Oil prices lost as much as a third of their value on Monday, March 9, 2020, the largest daily rout since the 1991 Gulf War. The S&P GSCI Brent Crude Oil ended the day down 23.5%. Exhibit 1 offers a visual representation of the this one-day price fall in the Brent crude oil prices.
The disintegration of the OPEC+ agreement almost immediately creates a new operating environment for the world’s three largest oil producers.
- Over the weekend, Saudi Arabia slashed the price of its crude oil by USD 6-USD 8 per barrel for all oil grades to all destinations, the largest single price cut in 30 years. It also signaled its intention to raise its oil production next month. While Saudi Arabia has the lowest cost of production, the largest amount of excess oil capacity, and can weather lower oil prices better than others, its economy and its social cohesion are highly dependent on strong oil prices.
- It would appear that Russia could no longer stomach that the OPEC+ production cuts were unintentionally favoring U.S. shale producers and likely limiting domestic energy investments. The Russian economy is more diversified than that of Saudi Arabia, and it is possible that Russia could also weather lower oil prices for some time.
- U.S. shale producers are the clear losers if this new low-price environment becomes the norm. Lower oil prices will quickly lead to acute ﬁnancial stress and declining production from U.S. shale producers and other high-cost producers. U.S. crude oil exports could fall significantly.

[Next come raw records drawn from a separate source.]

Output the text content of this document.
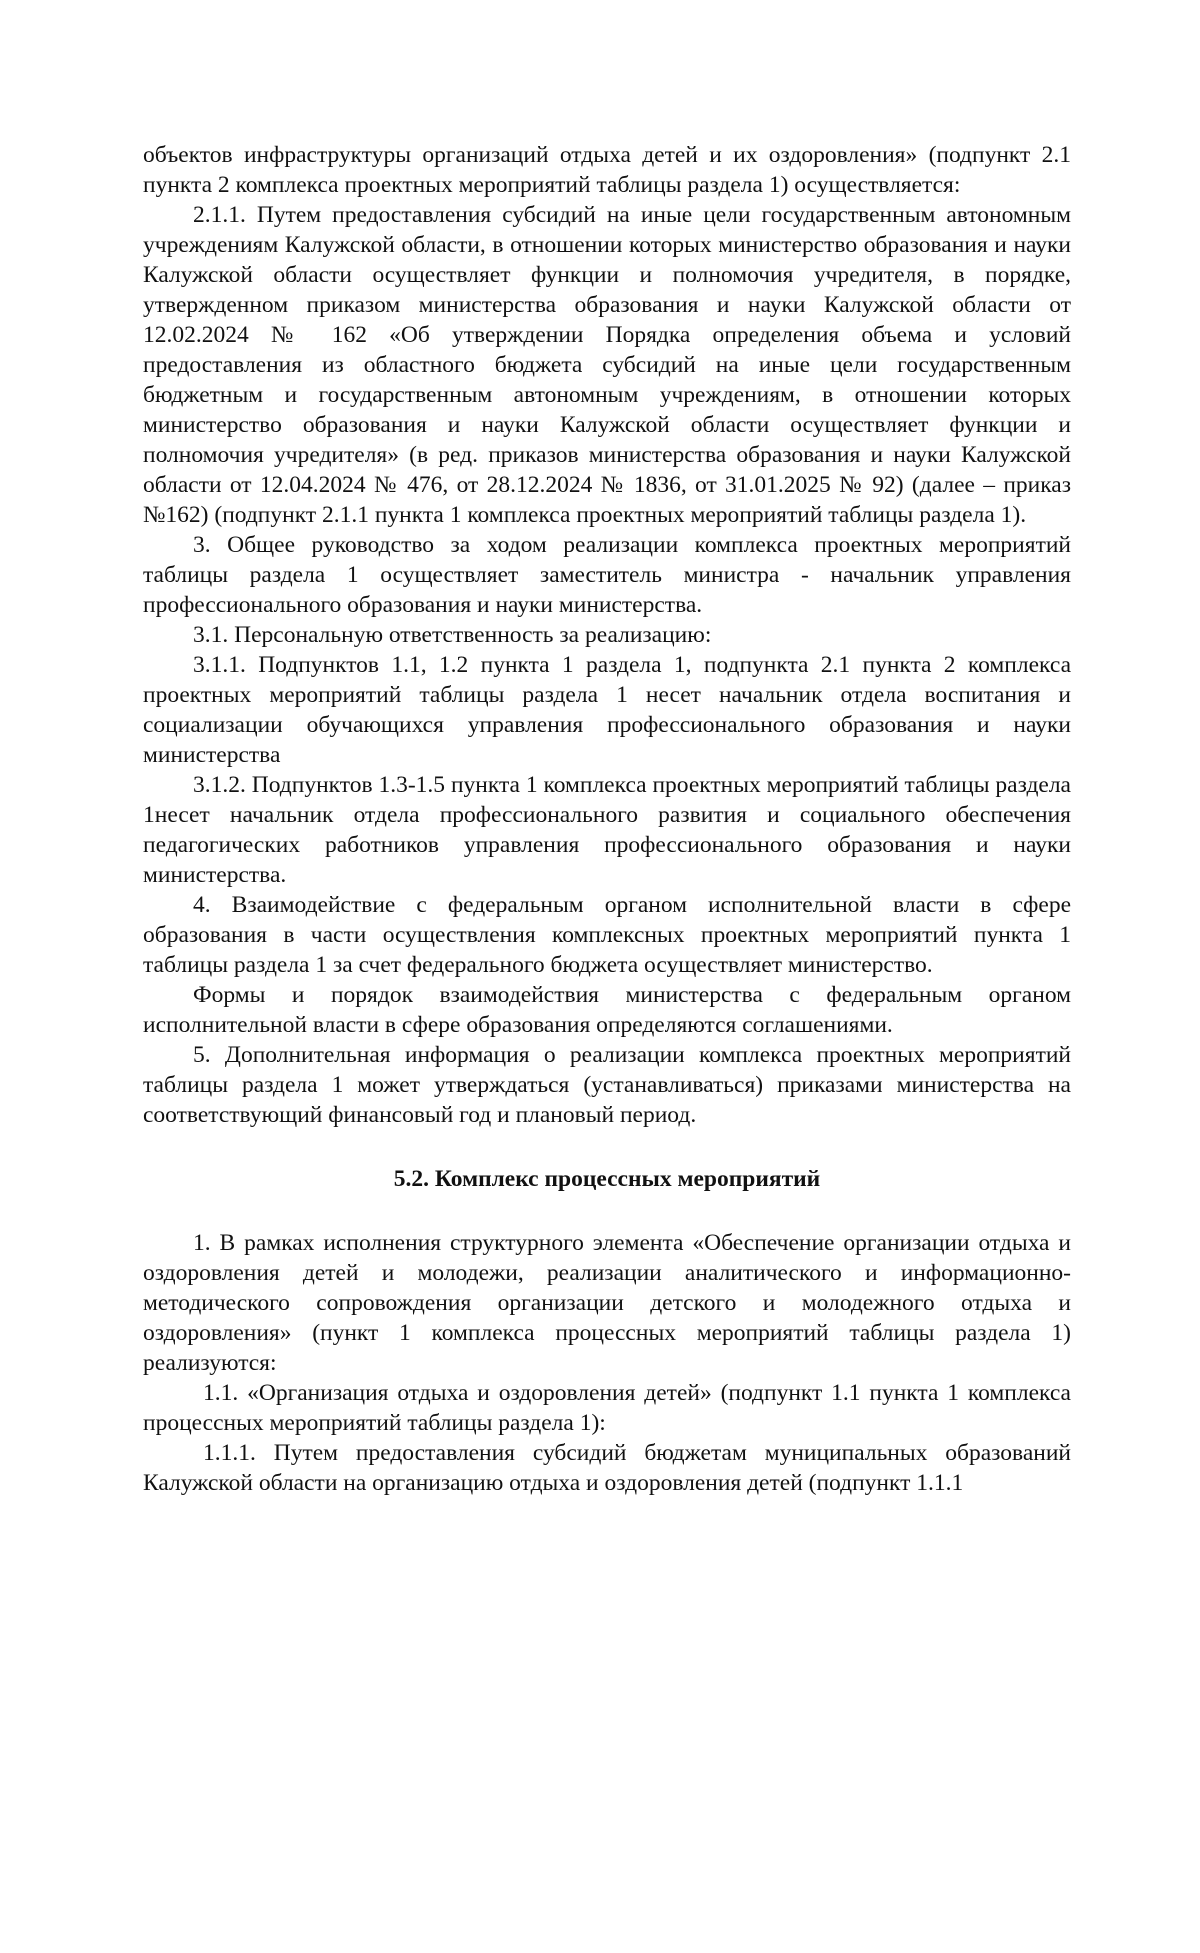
объектов инфраструктуры организаций отдыха детей и их оздоровления» (подпункт 2.1 пункта 2 комплекса проектных мероприятий таблицы раздела 1) осуществляется:

2.1.1. Путем предоставления субсидий на иные цели государственным автономным учреждениям Калужской области, в отношении которых министерство образования и науки Калужской области осуществляет функции и полномочия учредителя, в порядке, утвержденном приказом министерства образования и науки Калужской области от 12.02.2024 № 162 «Об утверждении Порядка определения объема и условий предоставления из областного бюджета субсидий на иные цели государственным бюджетным и государственным автономным учреждениям, в отношении которых министерство образования и науки Калужской области осуществляет функции и полномочия учредителя» (в ред. приказов министерства образования и науки Калужской области от 12.04.2024 № 476, от 28.12.2024 № 1836, от 31.01.2025 № 92) (далее – приказ №162) (подпункт 2.1.1 пункта 1 комплекса проектных мероприятий таблицы раздела 1).

3. Общее руководство за ходом реализации комплекса проектных мероприятий таблицы раздела 1 осуществляет заместитель министра - начальник управления профессионального образования и науки министерства.

3.1. Персональную ответственность за реализацию:

3.1.1. Подпунктов 1.1, 1.2 пункта 1 раздела 1, подпункта 2.1 пункта 2 комплекса проектных мероприятий таблицы раздела 1 несет начальник отдела воспитания и социализации обучающихся управления профессионального образования и науки министерства

3.1.2. Подпунктов 1.3-1.5 пункта 1 комплекса проектных мероприятий таблицы раздела 1несет начальник отдела профессионального развития и социального обеспечения педагогических работников управления профессионального образования и науки министерства.

4. Взаимодействие с федеральным органом исполнительной власти в сфере образования в части осуществления комплексных проектных мероприятий пункта 1 таблицы раздела 1 за счет федерального бюджета осуществляет министерство.

Формы и порядок взаимодействия министерства с федеральным органом исполнительной власти в сфере образования определяются соглашениями.

5. Дополнительная информация о реализации комплекса проектных мероприятий таблицы раздела 1 может утверждаться (устанавливаться) приказами министерства на соответствующий финансовый год и плановый период.

5.2. Комплекс процессных мероприятий

1. В рамках исполнения структурного элемента «Обеспечение организации отдыха и оздоровления детей и молодежи, реализации аналитического и информационно-методического сопровождения организации детского и молодежного отдыха и оздоровления» (пункт 1 комплекса процессных мероприятий таблицы раздела 1) реализуются:

1.1. «Организация отдыха и оздоровления детей» (подпункт 1.1 пункта 1 комплекса процессных мероприятий таблицы раздела 1):

1.1.1. Путем предоставления субсидий бюджетам муниципальных образований Калужской области на организацию отдыха и оздоровления детей (подпункт 1.1.1
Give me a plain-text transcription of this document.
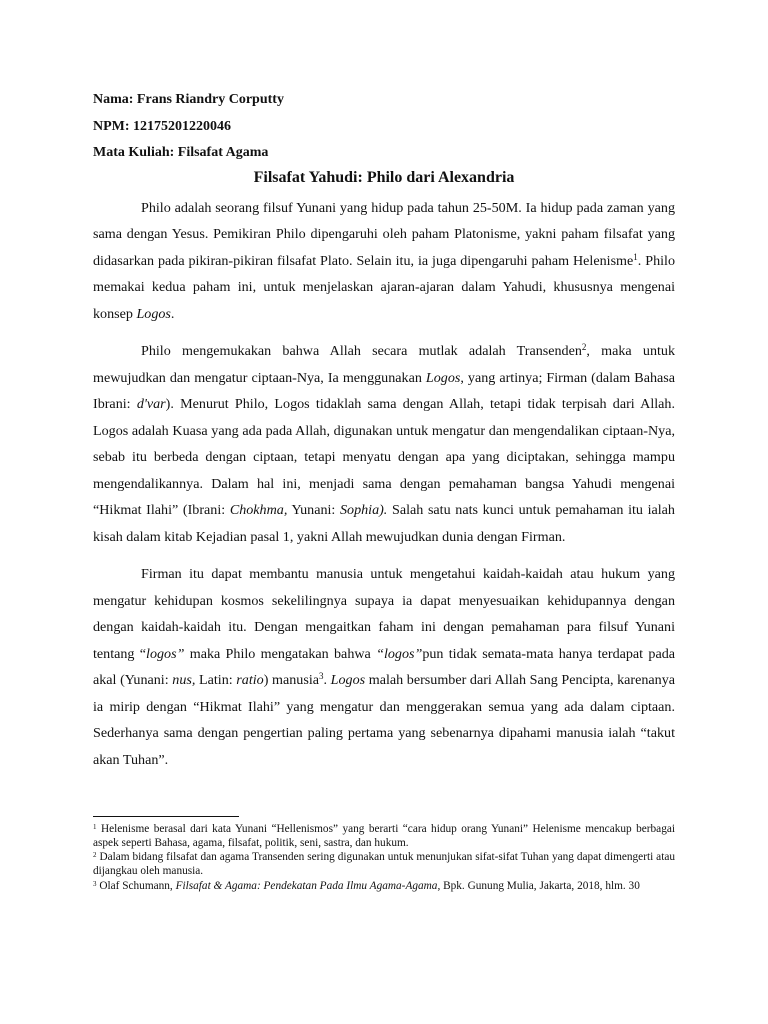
Nama: Frans Riandry Corputty
NPM: 12175201220046
Mata Kuliah: Filsafat Agama
Filsafat Yahudi: Philo dari Alexandria

Philo adalah seorang filsuf Yunani yang hidup pada tahun 25-50M. Ia hidup pada zaman yang sama dengan Yesus. Pemikiran Philo dipengaruhi oleh paham Platonisme, yakni paham filsafat yang didasarkan pada pikiran-pikiran filsafat Plato. Selain itu, ia juga dipengaruhi paham Helenisme$^1$. Philo memakai kedua paham ini, untuk menjelaskan ajaran-ajaran dalam Yahudi, khususnya mengenai konsep Logos.

Philo mengemukakan bahwa Allah secara mutlak adalah Transenden$^2$, maka untuk mewujudkan dan mengatur ciptaan-Nya, Ia menggunakan Logos, yang artinya; Firman (dalam Bahasa Ibrani: d'var). Menurut Philo, Logos tidaklah sama dengan Allah, tetapi tidak terpisah dari Allah. Logos adalah Kuasa yang ada pada Allah, digunakan untuk mengatur dan mengendalikan ciptaan-Nya, sebab itu berbeda dengan ciptaan, tetapi menyatu dengan apa yang diciptakan, sehingga mampu mengendalikannya. Dalam hal ini, menjadi sama dengan pemahaman bangsa Yahudi mengenai “Hikmat Ilahi” (Ibrani: Chokhma, Yunani: Sophia). Salah satu nats kunci untuk pemahaman itu ialah kisah dalam kitab Kejadian pasal 1, yakni Allah mewujudkan dunia dengan Firman.

Firman itu dapat membantu manusia untuk mengetahui kaidah-kaidah atau hukum yang mengatur kehidupan kosmos sekelilingnya supaya ia dapat menyesuaikan kehidupannya dengan dengan kaidah-kaidah itu. Dengan mengaitkan faham ini dengan pemahaman para filsuf Yunani tentang “logos” maka Philo mengatakan bahwa “logos”pun tidak semata-mata hanya terdapat pada akal (Yunani: nus, Latin: ratio) manusia$^3$. Logos malah bersumber dari Allah Sang Pencipta, karenanya ia mirip dengan “Hikmat Ilahi” yang mengatur dan menggerakan semua yang ada dalam ciptaan. Sederhanya sama dengan pengertian paling pertama yang sebenarnya dipahami manusia ialah “takut akan Tuhan”.

$^1$ Helenisme berasal dari kata Yunani “Hellenismos” yang berarti “cara hidup orang Yunani” Helenisme mencakup berbagai aspek seperti Bahasa, agama, filsafat, politik, seni, sastra, dan hukum.

$^2$ Dalam bidang filsafat dan agama Transenden sering digunakan untuk menunjukan sifat-sifat Tuhan yang dapat dimengerti atau dijangkau oleh manusia.

$^3$ Olaf Schumann, Filsafat & Agama: Pendekatan Pada Ilmu Agama-Agama, Bpk. Gunung Mulia, Jakarta, 2018, hlm. 30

It is also worth highlighting that the collapse of the OPEC+ agreement, and the anticipated increase in supply that it will bring, has been made against the backdrop of stymied global oil demand. While lower oil prices typically boost consumption, the global coronavirus outbreak is quashing oil demand and amplifying the effect of the anticipated supply surge. Falling demand has the potential to both deepen and lengthen the energy price rout. The most recent forecast from the International Energy Agency now has global oil demand contracting in 2020, which would mark the first year-over-year fall in demand in more than a decade.
Unless Saudi Arabia’s shock and awe tactics bring OPEC+ members, namely Russia, back to the negotiating table, the fight for oil market share has well and truly commenced.